NVIDIA isn't going to abandon gaming in favor of data centers. While Advanced Micro Devices has been stealing some graphics processing market share from NVIDIA, numbers from data tracker Business Quant say it remains the clear leader in the graphics processing unit (GPU) market, which is NVIDIA's biggest business. It's a market worth fighting for.

It's also worth noting that despite NVIDIA's data center growth last quarter, it still has only a small fraction of the data center computing market. Intel remains the powerhouse in the arena, leaning on its popular and more conventional data center technology -- based on central processing units (CPUs) -- to generate more than $23 billion in data center hardware revenue last year. NVIDIA has its work cut out for it if it's going to persuade enterprise-level customers that GPUs are a better fit than CPUs for the data centers of tomorrow.

Given the sales trajectory, though, NVIDIA can now further prioritize the development and sale of data center technologies. It's proved itself to be a player.

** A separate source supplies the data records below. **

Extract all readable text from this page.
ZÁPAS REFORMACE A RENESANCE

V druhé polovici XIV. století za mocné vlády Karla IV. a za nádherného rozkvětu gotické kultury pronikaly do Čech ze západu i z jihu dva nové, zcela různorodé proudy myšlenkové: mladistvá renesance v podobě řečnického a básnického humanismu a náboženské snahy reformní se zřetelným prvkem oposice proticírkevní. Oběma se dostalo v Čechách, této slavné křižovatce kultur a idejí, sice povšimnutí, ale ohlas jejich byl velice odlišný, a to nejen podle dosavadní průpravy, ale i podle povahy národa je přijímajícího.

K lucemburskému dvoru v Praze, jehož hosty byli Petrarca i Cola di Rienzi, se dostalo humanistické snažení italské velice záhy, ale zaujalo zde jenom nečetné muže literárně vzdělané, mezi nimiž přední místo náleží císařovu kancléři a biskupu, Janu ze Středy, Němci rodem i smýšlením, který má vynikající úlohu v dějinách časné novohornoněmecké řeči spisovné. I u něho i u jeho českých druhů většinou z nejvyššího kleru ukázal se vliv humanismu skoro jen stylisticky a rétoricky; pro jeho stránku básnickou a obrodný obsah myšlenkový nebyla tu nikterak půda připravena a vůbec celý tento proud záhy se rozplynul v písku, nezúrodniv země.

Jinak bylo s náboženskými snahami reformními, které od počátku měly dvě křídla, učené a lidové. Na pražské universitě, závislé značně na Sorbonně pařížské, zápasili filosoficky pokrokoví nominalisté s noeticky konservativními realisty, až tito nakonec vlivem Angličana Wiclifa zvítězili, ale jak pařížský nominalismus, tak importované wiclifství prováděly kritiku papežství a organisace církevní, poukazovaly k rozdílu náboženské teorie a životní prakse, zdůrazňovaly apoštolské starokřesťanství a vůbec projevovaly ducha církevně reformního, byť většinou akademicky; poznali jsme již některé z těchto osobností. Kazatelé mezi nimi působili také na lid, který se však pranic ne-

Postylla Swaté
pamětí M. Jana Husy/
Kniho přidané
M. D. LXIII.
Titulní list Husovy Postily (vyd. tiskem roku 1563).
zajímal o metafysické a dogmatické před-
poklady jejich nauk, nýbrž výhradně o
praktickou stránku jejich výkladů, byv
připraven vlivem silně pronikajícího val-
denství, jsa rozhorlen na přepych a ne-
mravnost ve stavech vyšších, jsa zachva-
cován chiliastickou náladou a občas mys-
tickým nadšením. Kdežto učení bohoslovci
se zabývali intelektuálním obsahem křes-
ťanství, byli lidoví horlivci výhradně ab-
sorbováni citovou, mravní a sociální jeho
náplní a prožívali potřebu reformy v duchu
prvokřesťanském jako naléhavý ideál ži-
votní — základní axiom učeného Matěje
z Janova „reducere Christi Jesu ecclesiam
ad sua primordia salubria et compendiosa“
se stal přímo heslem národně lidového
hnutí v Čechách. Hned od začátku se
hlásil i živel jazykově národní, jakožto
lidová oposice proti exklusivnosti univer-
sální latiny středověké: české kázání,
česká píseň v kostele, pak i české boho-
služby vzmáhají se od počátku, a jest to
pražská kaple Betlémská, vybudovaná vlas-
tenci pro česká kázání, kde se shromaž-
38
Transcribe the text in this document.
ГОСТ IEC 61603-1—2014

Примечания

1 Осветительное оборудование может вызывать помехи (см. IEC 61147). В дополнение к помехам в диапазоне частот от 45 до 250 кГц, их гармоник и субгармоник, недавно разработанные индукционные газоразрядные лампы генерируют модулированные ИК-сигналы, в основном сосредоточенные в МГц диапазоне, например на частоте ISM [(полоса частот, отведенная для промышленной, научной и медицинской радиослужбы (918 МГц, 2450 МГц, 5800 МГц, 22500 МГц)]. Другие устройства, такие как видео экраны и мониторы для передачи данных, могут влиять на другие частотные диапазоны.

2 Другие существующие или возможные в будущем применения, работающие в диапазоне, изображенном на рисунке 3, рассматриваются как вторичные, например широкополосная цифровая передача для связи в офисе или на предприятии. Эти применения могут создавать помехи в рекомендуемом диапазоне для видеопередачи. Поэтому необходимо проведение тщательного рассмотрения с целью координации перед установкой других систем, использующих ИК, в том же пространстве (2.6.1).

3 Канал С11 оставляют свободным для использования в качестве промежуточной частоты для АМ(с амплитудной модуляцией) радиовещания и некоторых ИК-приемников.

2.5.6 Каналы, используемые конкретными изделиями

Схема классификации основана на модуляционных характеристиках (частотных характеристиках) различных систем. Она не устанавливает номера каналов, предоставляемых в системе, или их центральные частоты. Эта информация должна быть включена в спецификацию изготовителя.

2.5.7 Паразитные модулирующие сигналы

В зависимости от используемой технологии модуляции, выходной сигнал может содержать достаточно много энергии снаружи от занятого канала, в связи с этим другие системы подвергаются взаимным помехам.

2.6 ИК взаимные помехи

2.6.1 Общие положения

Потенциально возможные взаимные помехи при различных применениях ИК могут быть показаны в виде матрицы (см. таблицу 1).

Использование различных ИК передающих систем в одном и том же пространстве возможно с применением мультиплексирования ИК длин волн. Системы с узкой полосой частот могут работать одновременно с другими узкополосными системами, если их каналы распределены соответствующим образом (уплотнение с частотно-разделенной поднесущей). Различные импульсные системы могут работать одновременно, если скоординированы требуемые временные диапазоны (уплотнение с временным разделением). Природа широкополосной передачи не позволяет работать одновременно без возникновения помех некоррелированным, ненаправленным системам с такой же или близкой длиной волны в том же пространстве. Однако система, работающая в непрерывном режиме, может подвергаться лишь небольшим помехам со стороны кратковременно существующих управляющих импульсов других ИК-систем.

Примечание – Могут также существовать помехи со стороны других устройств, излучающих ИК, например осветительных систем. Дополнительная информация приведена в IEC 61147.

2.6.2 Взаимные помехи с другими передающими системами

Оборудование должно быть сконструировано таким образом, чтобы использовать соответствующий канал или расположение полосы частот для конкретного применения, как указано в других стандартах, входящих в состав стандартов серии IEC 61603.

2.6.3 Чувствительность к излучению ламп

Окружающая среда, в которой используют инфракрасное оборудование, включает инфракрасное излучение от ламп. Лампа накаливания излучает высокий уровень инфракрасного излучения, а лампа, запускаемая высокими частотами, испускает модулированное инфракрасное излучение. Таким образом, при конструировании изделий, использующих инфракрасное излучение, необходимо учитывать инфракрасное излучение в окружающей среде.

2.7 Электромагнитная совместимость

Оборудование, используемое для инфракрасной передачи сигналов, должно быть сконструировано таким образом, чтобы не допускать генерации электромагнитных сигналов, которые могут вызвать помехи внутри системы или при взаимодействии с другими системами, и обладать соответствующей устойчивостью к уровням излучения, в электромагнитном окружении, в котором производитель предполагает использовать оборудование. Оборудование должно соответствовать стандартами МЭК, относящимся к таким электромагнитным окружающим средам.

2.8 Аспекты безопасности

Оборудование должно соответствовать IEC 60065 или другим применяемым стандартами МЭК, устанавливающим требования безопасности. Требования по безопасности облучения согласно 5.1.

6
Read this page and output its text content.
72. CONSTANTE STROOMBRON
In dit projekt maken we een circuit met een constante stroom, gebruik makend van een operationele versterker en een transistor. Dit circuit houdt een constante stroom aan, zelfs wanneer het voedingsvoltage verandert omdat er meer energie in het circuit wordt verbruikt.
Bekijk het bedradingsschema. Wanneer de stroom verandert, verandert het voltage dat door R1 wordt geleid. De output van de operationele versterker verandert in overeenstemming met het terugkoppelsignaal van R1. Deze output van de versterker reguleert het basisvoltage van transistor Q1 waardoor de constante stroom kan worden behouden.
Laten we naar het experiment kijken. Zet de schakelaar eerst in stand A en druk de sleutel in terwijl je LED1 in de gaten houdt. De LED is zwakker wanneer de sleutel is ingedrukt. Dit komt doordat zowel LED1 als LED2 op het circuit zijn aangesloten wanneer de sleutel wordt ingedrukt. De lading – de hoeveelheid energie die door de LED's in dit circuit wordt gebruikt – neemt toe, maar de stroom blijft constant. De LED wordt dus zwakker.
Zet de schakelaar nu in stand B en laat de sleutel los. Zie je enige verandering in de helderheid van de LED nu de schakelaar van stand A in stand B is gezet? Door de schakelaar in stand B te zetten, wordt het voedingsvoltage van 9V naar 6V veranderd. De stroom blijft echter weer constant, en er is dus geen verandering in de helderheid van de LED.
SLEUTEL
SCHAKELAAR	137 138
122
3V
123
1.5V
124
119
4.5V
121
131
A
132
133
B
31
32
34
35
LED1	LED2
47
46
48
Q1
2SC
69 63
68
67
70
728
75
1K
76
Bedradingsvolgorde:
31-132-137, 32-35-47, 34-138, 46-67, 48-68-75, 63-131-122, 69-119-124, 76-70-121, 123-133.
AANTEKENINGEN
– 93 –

It would be time (and effort) well spent. Market researcher Mordor Intelligence reports the size of the global GPU market was just under $21 billion as of last year, but the realization of GPUs as a powerful alternative to CPUs (particularly in AI) leads Mordor to conclude the GPU market will be worth more than $100 billion by 2024.

That growth pace jibes with Gartner's outlook on data center infrastructure. The research and advisory company says that market should expand from last year's $155 billion to $230 billion by 2025. All of this hardware will need some sort of technological brain to power it. NVIDIA wouldn't even have to win much of that business to secure impressive growth during that time frame.

Last quarter's impressive data center growth against the odds says that this trend was already gaining momentum, even before the integration of its acquisition of Mellanox Technologies, a supplier of computer networking hardware.